Ilari Hautamäki lädt uns in seinen lebendigen, geheimen Garten ein, der an die Sommer seiner Kindheit in der finnischen Natur erinnert. Seine rhythmischen Pinselstriche lassen organisches Blattwerk entstehen, das dann in Rahmen und Rastern komponiert wird. Das „perfekte Chaos“, das sich aus dieser Kombination ergibt, ist ein Beispiel für seine Erkundung der Frage, wie die Wildheit der Natur gleichzeitig mit einer streng funktionalen, dimensionalen Struktur in Einklang gebracht werden kann.
Ilari, im Winter 2023 habe ich deine letzte Ausstellung Flux in Helsinki gesehen. Im Vergleich zu deinen früheren Arbeiten schienen die dort gezeigten Werke irgendwie monochromer zu sein …

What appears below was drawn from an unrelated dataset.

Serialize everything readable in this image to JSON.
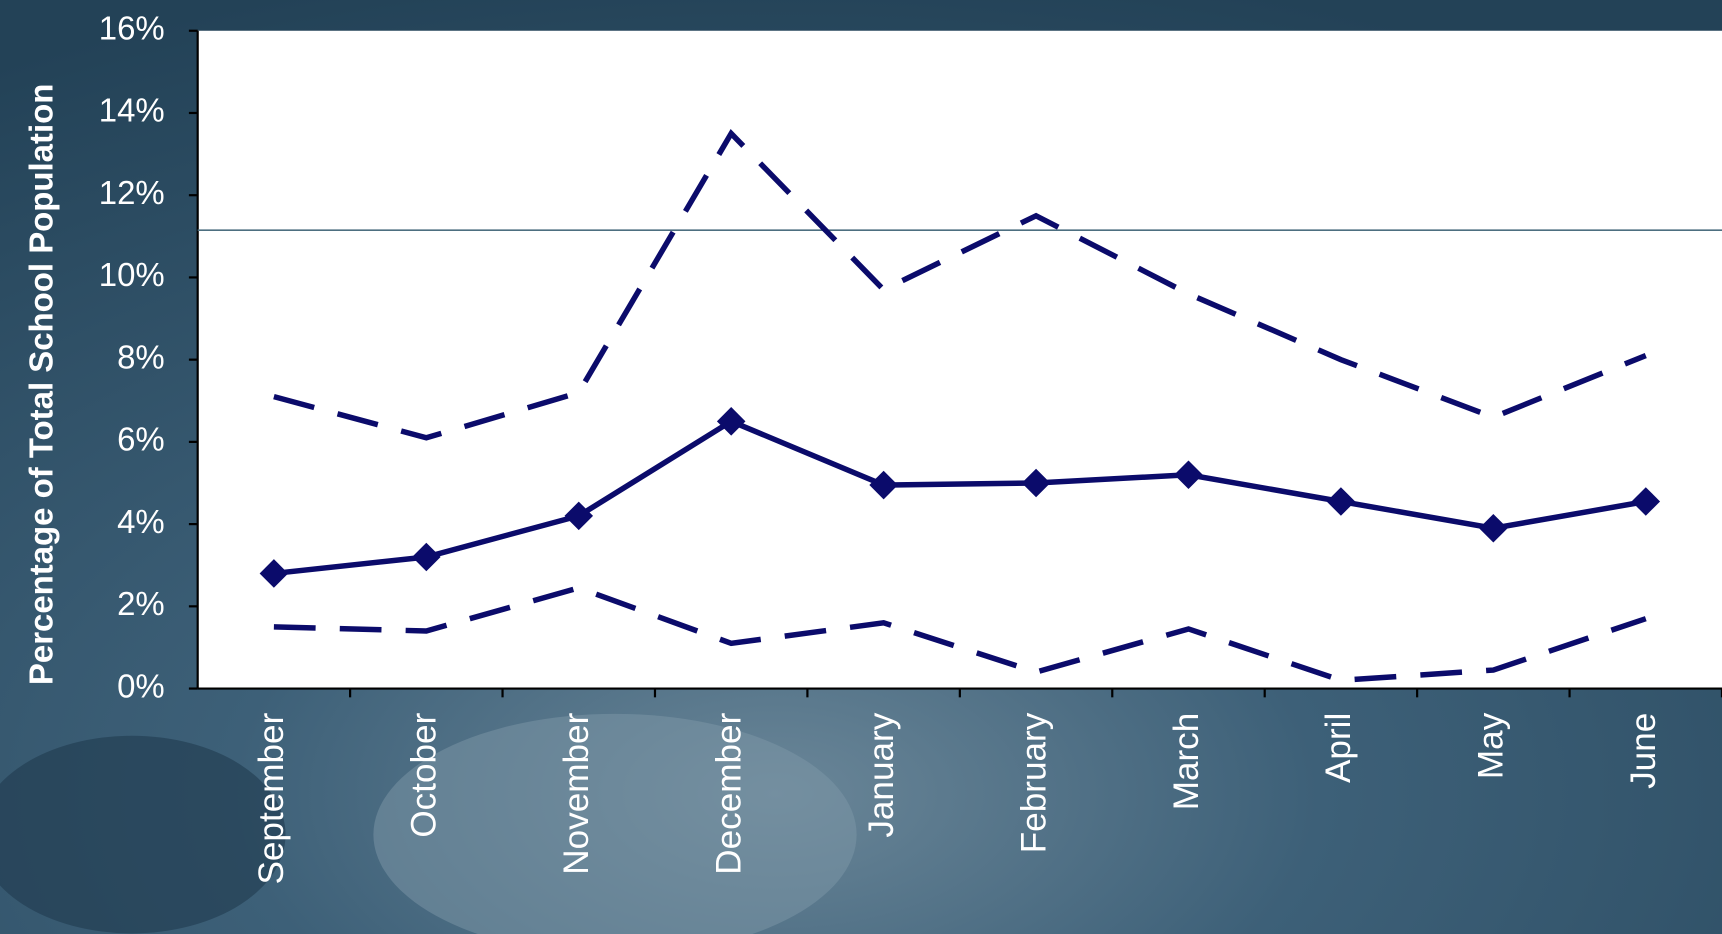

Flux war die melancholischste Ausstellung, die ich seit Langem gemacht habe. Ich arbeitete im Winter daran, als es dunkel und ich wirklich müde war. Ich habe nur gemalt und beschlossen, viel weiße Leinwand und nur zwei Farben zu zeigen. Das erinnerte mich an einen visuellen Vergleich mit den Kompositionen in Miles Davis’ Blues. Mir blieben nur sechs Monate, um alles fertigzustellen.
Sechs Monate klingt nach einer sehr kurzen Zeitspanne … War es für dich neu, dass du so wenig Zeit hattest, um eine Ausstellung aufzubauen?

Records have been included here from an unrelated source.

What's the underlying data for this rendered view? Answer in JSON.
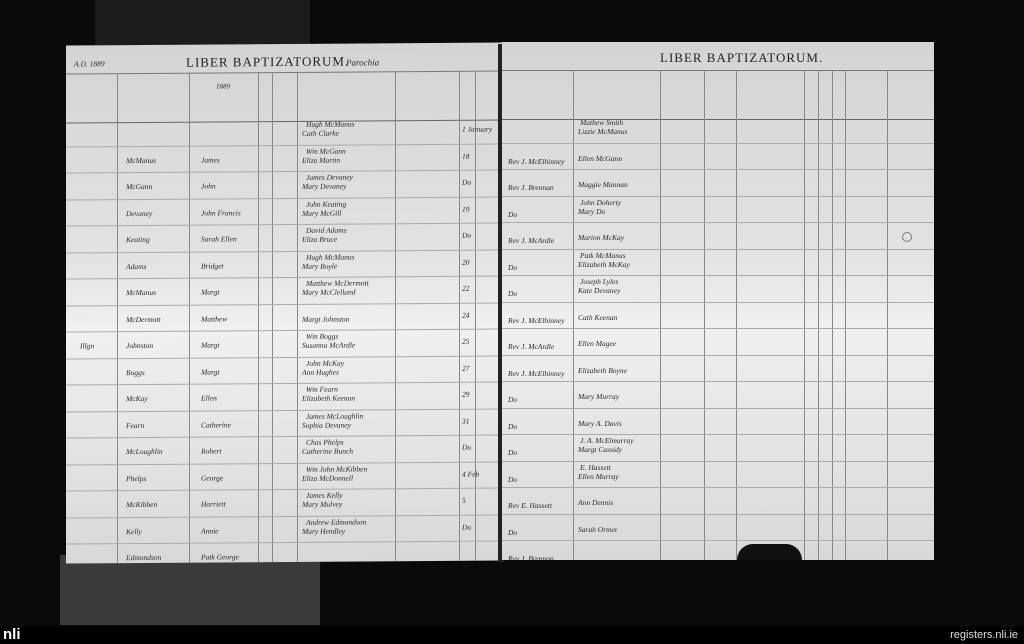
{
  "left_page": {
    "year": "A.D. 1889",
    "title": "LIBER BAPTIZATORUM.",
    "parish_label": "Parochia",
    "anno": "1889"
  },
  "right_page": {
    "title": "LIBER BAPTIZATORUM."
  },
  "entries": [
    {
      "surname": "",
      "first": "",
      "parents": [
        "Hugh McManus",
        "Cath Clarke"
      ],
      "date": "1 January",
      "minister": "",
      "sponsors": [
        "Mathew Smith",
        "Lizzie McManus"
      ]
    },
    {
      "surname": "McManus",
      "first": "James",
      "parents": [
        "Wm McGann",
        "Eliza Martin"
      ],
      "date": "18",
      "minister": "Rev J. McElhinney",
      "sponsors": [
        "",
        "Ellen McGann"
      ]
    },
    {
      "surname": "McGann",
      "first": "John",
      "parents": [
        "James Devaney",
        "Mary Devaney"
      ],
      "date": "Do",
      "minister": "Rev J. Brennan",
      "sponsors": [
        "",
        "Maggie Mannan"
      ]
    },
    {
      "surname": "Devaney",
      "first": "John Francis",
      "parents": [
        "John Keating",
        "Mary McGill"
      ],
      "date": "19",
      "minister": "Do",
      "sponsors": [
        "John Doherty",
        "Mary Do"
      ]
    },
    {
      "surname": "Keating",
      "first": "Sarah Ellen",
      "parents": [
        "David Adams",
        "Eliza Bruce"
      ],
      "date": "Do",
      "minister": "Rev J. McArdle",
      "sponsors": [
        "",
        "Marion McKay"
      ]
    },
    {
      "surname": "Adams",
      "first": "Bridget",
      "parents": [
        "Hugh McManus",
        "Mary Boyle"
      ],
      "date": "20",
      "minister": "Do",
      "sponsors": [
        "Patk McManus",
        "Elizabeth McKay"
      ]
    },
    {
      "surname": "McManus",
      "first": "Margt",
      "parents": [
        "Matthew McDermott",
        "Mary McClelland"
      ],
      "date": "22",
      "minister": "Do",
      "sponsors": [
        "Joseph Lyles",
        "Kate Devaney"
      ]
    },
    {
      "surname": "McDermott",
      "first": "Matthew",
      "parents": [
        "",
        "Margt Johnston"
      ],
      "date": "24",
      "minister": "Rev J. McElhinney",
      "sponsors": [
        "",
        "Cath Keenan"
      ]
    },
    {
      "surname": "Johnston",
      "first": "Margt",
      "note": "Illgn",
      "parents": [
        "Wm Boggs",
        "Susanna McArdle"
      ],
      "date": "25",
      "minister": "Rev J. McArdle",
      "sponsors": [
        "",
        "Ellen Magee"
      ]
    },
    {
      "surname": "Boggs",
      "first": "Margt",
      "parents": [
        "John McKay",
        "Ann Hughes"
      ],
      "date": "27",
      "minister": "Rev J. McElhinney",
      "sponsors": [
        "",
        "Elizabeth Boyne"
      ]
    },
    {
      "surname": "McKay",
      "first": "Ellen",
      "parents": [
        "Wm Fearn",
        "Elizabeth Keenan"
      ],
      "date": "29",
      "minister": "Do",
      "sponsors": [
        "",
        "Mary Murray"
      ]
    },
    {
      "surname": "Fearn",
      "first": "Catherine",
      "parents": [
        "James McLoughlin",
        "Sophia Devaney"
      ],
      "date": "31",
      "minister": "Do",
      "sponsors": [
        "",
        "Mary A. Davis"
      ]
    },
    {
      "surname": "McLoughlin",
      "first": "Robert",
      "parents": [
        "Chas Phelps",
        "Catherine Bunch"
      ],
      "date": "Do",
      "minister": "Do",
      "sponsors": [
        "J. A. McElmurray",
        "Margt Cassidy"
      ]
    },
    {
      "surname": "Phelps",
      "first": "George",
      "parents": [
        "Wm John McKibben",
        "Eliza McDonnell"
      ],
      "date": "4 Feb",
      "minister": "Do",
      "sponsors": [
        "E. Hassett",
        "Ellen Murray"
      ]
    },
    {
      "surname": "McKibben",
      "first": "Harriett",
      "parents": [
        "James Kelly",
        "Mary Mulvey"
      ],
      "date": "5",
      "minister": "Rev E. Hassett",
      "sponsors": [
        "",
        "Ann Dennis"
      ]
    },
    {
      "surname": "Kelly",
      "first": "Annie",
      "parents": [
        "Andrew Edmondson",
        "Mary Hendley"
      ],
      "date": "Do",
      "minister": "Do",
      "sponsors": [
        "",
        "Sarah Ormet"
      ]
    },
    {
      "surname": "Edmondson",
      "first": "Patk George",
      "parents": [
        "",
        ""
      ],
      "date": "",
      "minister": "Rev J. Brennan",
      "sponsors": [
        "",
        ""
      ]
    }
  ],
  "footer": {
    "logo": "nli",
    "site": "registers.nli.ie"
  }
}
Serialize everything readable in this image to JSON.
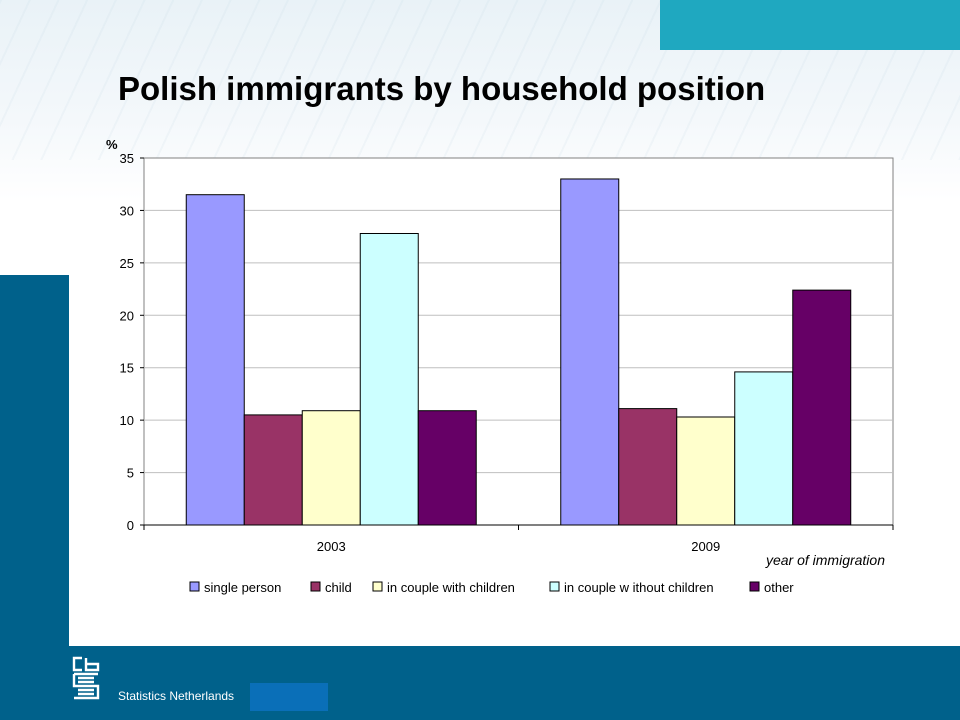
{
  "slide": {
    "title": "Polish immigrants by household position",
    "footer": "Statistics Netherlands"
  },
  "colors": {
    "accent": "#1fa8c0",
    "band": "#00618b",
    "gridline": "#bfbfbf"
  },
  "chart_data": {
    "type": "bar",
    "title": "",
    "ylabel": "%",
    "xlabel": "year of immigration",
    "ylim": [
      0,
      35
    ],
    "yticks": [
      0,
      5,
      10,
      15,
      20,
      25,
      30,
      35
    ],
    "grid": true,
    "legend_position": "bottom",
    "categories": [
      "2003",
      "2009"
    ],
    "series": [
      {
        "name": "single person",
        "color": "#9999ff",
        "values": [
          31.5,
          33.0
        ]
      },
      {
        "name": "child",
        "color": "#993366",
        "values": [
          10.5,
          11.1
        ]
      },
      {
        "name": "in couple with children",
        "color": "#ffffcc",
        "values": [
          10.9,
          10.3
        ]
      },
      {
        "name": "in couple w ithout children",
        "color": "#ccffff",
        "values": [
          27.8,
          14.6
        ]
      },
      {
        "name": "other",
        "color": "#660066",
        "values": [
          10.9,
          22.4
        ]
      }
    ]
  }
}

Ich wollte eigentlich einige Werke aus einer früheren Ausstellung einbeziehen, aber dann habe ich alles von Grund auf neu gemacht, sodass ich einige Entscheidungen treffen musste, um alles zu schaffen. Daher entwickelte ich eine neue Technik, um die Werke schneller fertigzubekommen.
Kannst du die Technik beschreiben?
Ich fing an, alles in Öl zu machen, was aber zu langsam war, sodass ich den Prozess beschleunigen musste. Ich musste viel planen und alles von rückwärts aufrollen. Ich musste entscheiden, wo ich die Vordergrundelemente und wo ich die Pflanzenmotive haben wollte, bevor ich den Hintergrund anfertigte, und so ließ ich einen Teil des Hintergrunds unbemalt, um das Bild rechtzeitig beenden zu können. Ich bevorzuge die langsamere Herangehensweise an die Malerei, aber manchmal ist es nicht möglich, vier Monate zu warten, bis eine Schicht getrocknet ist.
Was sagt uns der Name „Flux“?
Der Name bezieht sich auf die Bewegung und den ständigen Wandel der uns umgebenden Welt. Auch meine Kunst ist ständig im Wandel. Die Weise, wie ich das visualisiert habe, ist in den Kompositionen zu sehen: Ich habe Rahmen entfernt, Schichten hinzugefügt und einen Großteil der Leinwand sichtbar gelassen. Es gibt sehr dichte Teile und stark gesättigte Farbkontraste über einem kühlen, dünn gemalten Hintergrund. Die Arbeit Flux (New Wave) ist ein hervorragendes Beispiel dafür.
Trotz des eher nüchternen Ansatzes in Flux ist das Leitmotiv deiner Kunst – die überwiegend grüne, wilde Natur – sehr präsent. Stehen die neuen Arbeiten in thematischem Zusammenhang mit früheren Werken?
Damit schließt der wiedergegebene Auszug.